Jane is not an urchin.

Jane is no manatee.

She’s not an anemone or a dolphin or a cuttlefish.

Jane’s no shark.

She is a human, a woman, his wife. This is real life, and she needs to hear real encouragement, needs to know her family believes in her. Whether Jane knows it or not, she needs her husband to be there.

Coffen throws the binoculars down, hops off the lifeguard chair. He runs toward the door to the men’s locker room. It’s locked. Of course. They’ve shut down for the evening. He knocks on it. Nobody answers. Duh. He slams his shoulder into it. Twice. Four times. Six.

Why is breaking down doors so easy on television? That’s going to bruise.

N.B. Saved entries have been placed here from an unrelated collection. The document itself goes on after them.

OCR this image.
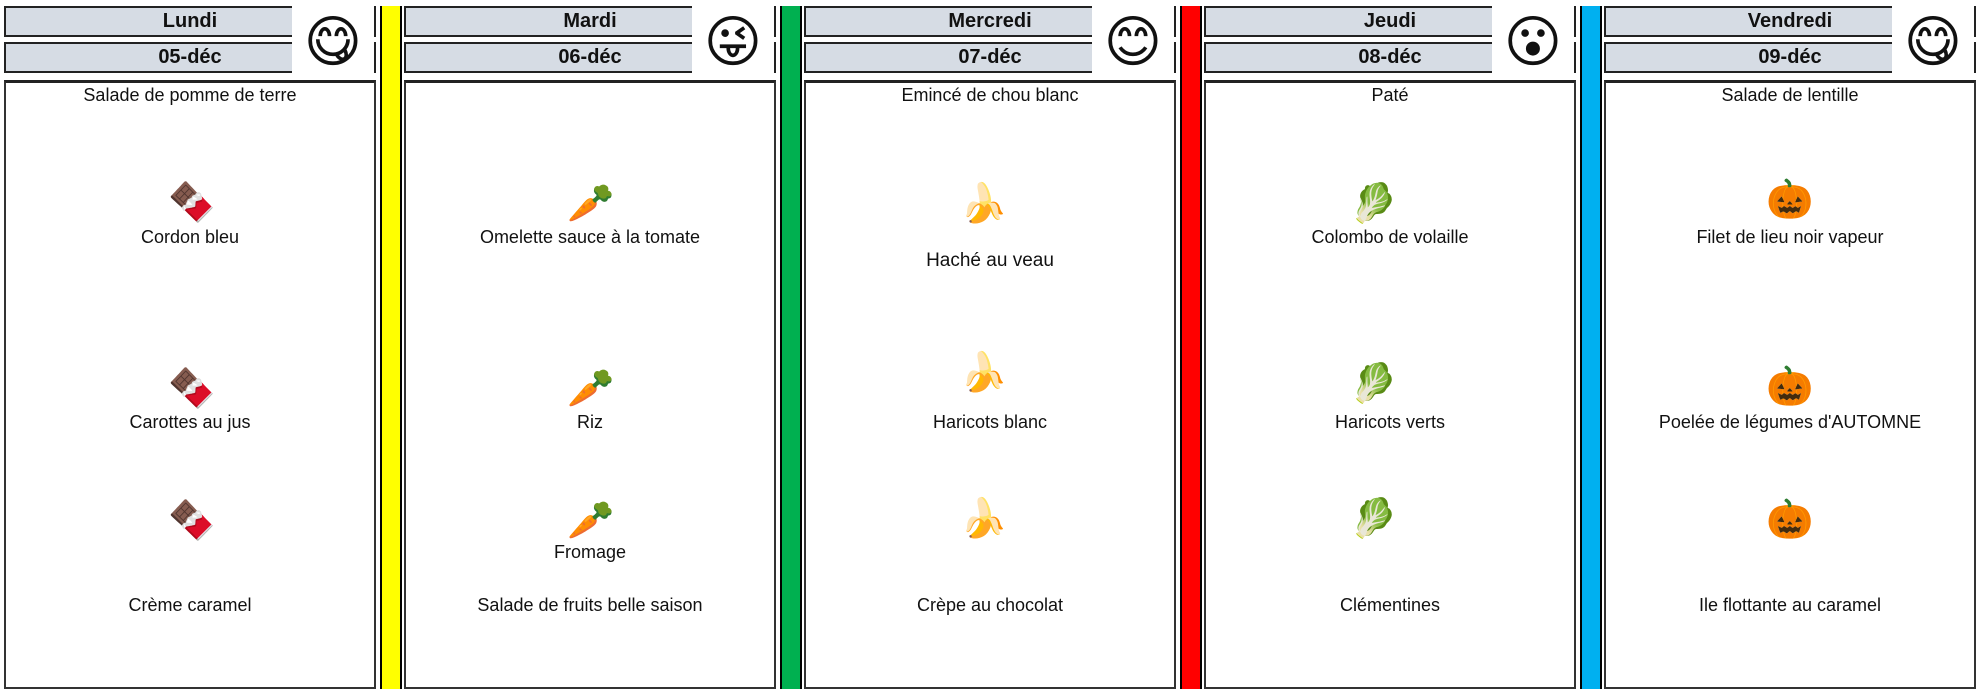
Lundi
05-déc	😋
Salade de pomme de terre
🍫
Cordon bleu
🍫
Carottes au jus
🍫
Crème caramel
Mardi
06-déc	😜
🥕
Omelette sauce à la tomate
🥕
Riz
🥕
Fromage
Salade de fruits belle saison
Mercredi
07-déc	😊
Emincé de chou blanc
🍌
Haché au veau
🍌
Haricots blanc
🍌
Crèpe au chocolat
Jeudi
08-déc	😮
Paté
🥬
Colombo de volaille
🥬
Haricots verts
🥬
Clémentines
Vendredi
09-déc	😋
Salade de lentille
🎃
Filet de lieu noir vapeur
🎃
Poelée de légumes d'AUTOMNE
🎃
Ile flottante au caramel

He kicks it. He moves and tries the door to the women’s locker room, too. No luck. No shoulder slams. No kicks. Think. Coffen has little time. She looked so pale. No choice but to try and lure Gotthorm to invite Bob inside. So he runs to the huge window. So he knocks on it. So he waves at Gotthorm. The judge looks over. Gotthorm only shakes his head. Gotthorm only keeps talking to Jane. Coffen only keeps knocking. What can he do? What options are there? He’s trying to bring Jane her humanness. He has to help her. Jane pulls her swim cap off. It drifts in the water like a small octopus. Reminds Coffen of their first date. Their first online date. In the chat room. In the Italian restaurant. Jane said a two-ton squid escaped the zoo. It lived under her bed. She fed it a steady diet of saltwater taffy. Bob fell in love with her right then. Wanted to kiss her imagination right on the mouth. Imaginations should have mouths. Imaginations should have great big puckering lips. Imaginations should sit on people’s shoulders like mousy Schumann had been sitting on Bob’s. Coffen needs to get inside. Needs to tell Jane she’s not a fish. Needs to tell Jane that she’s a gorgeous woman. He should mention he quit his job. But not until later. Not until she’s broken the record. After that the job thing won’t be so bad, maybe. The doors are locked. He’s knocking on the window and Gotthorm and the judge don’t move to let him in. Her swim cap starts to sink. Bob can’t see Jane’s face and he knocks harder. She said that every squid who ever escaped the zoo after that first one always came to her house. Word travels fast with squid. Everybody knows that. Nobody’s going to help Bob get in there. This is going to be a Bob-only enterprise if entering the indoor poolroom is his chief pursuit. Coffen runs back to the outdoor deck. Coffen is getting good at throwing things. Ask that flowerpot. He is no longer afraid of consequences born from the sound of shattering.

Coffen says, “Bob is me.”

He doesn’t throw the chaise lounge at the window so much as he uses it as a kind of battering ram and it works. The window explodes. The judge’s face is sort of scared. He clutches the clipboard to his chest like it’s a crying baby. Gotthorm’s face is not scared so much but wearing a wondrous What the hell? Bob can no longer see the sinking swim cap. Bob climbs through the busted window. Bob is still fully clothed. Bob is still wearing shoes. There are problems with his plan. He is saying to the judge, “Will she be disqualified if I enter the water but I don’t touch her or interfere in any way?” and the judge is saying, “Who are you?” and Gotthorm is saying, “That is her husband,” and the judge is saying, “What’s wrong with using the door?” and Gotthorm is saying, “What are you doing?” and Coffen is saying to the judge, “Can I get in the pool so long as I don’t physically aid her?” and the judge nods, Sure, do it, go ahead, you window-shatterer.

So:

Fully clothed Bob Coffen leaps into the water. About twenty feet away from his wife. Jane is really struggling. Bob swims over, not getting too close. Judges probably love to issue disqualifications and Coffen won’t give the smug prick the satisfaction. Her swim cap is flat on the bottom of the pool. Bob is treading water maybe ten feet away from her now.

He says, “Jane, it’s me, Bob. You’re almost there. You almost have the record. You can do it. I know you can do it. Don’t give up now.”

Jane doesn’t say anything. She keeps her head above the surface. But barely. Her strokes are arrhythmic, all over the place.

Bob says, “You’re only about four hours away from the record.”